Four. An unbelievable story
The three of us have lunch at an upscale Russian restaurant in Herzliya. This is diamond money, my father says, tapping his thin, manicured finger on the crisp white linen. Marc had the same fingers, long and elegant, a few neat black hairs above each knuckle as if they’d been perfectly embroidered. You wouldn’t think such pretty hands capable of such mischief.
My father divulges the plan over bowls of creamy pink borscht, blinis, caviar — comfort food, he says. On Sundays, as a boy, his father took him to visit Russian relatives in Brighton Beach and on the way home they ate lunch. He misses New York but won’t endure a trial. “I’ll die first,” he says, and he’s not joking. Gila says he carries vials of hemlock, at any moment ready to cut out on his own.

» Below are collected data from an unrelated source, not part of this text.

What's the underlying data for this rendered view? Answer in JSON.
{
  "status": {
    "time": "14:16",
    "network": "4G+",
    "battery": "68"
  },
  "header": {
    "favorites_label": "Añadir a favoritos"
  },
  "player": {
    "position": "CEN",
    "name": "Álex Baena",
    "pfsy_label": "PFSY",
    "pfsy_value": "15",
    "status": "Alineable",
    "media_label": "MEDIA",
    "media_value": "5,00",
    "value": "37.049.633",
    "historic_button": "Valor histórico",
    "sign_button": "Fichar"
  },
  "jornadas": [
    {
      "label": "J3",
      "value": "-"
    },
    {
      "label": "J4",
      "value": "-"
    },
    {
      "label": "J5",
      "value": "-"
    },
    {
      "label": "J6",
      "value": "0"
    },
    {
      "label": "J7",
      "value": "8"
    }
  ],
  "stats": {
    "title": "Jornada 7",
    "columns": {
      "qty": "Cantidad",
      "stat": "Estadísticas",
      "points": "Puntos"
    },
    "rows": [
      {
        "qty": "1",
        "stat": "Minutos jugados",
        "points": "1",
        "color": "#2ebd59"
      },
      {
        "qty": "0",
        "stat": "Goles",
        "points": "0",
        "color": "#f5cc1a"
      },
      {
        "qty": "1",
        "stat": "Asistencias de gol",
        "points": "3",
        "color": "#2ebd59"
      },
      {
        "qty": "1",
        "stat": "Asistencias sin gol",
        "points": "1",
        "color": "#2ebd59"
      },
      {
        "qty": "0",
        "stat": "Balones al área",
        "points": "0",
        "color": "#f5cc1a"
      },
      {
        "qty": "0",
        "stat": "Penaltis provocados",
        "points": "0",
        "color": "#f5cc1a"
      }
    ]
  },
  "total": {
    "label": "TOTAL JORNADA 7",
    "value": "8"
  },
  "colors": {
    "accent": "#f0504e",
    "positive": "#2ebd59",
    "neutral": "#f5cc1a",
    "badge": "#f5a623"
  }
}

The plan is simple. I am to take a jump drive to Paris and deliver it to an associate, who’ll move the contents accordingly. Simple until I know how I’m carrying — “It’s small and thin,” my father says. “Undetectable as a tampon. And there’s something else you should know.”
“Don’t bother her with that,” Gila says, worried, I think. Spying has taught her to be stoic, controlled.
“She has to know, everyone’s on edge. The police are being extra-vigilant.”
“It’ll just make her nervous.”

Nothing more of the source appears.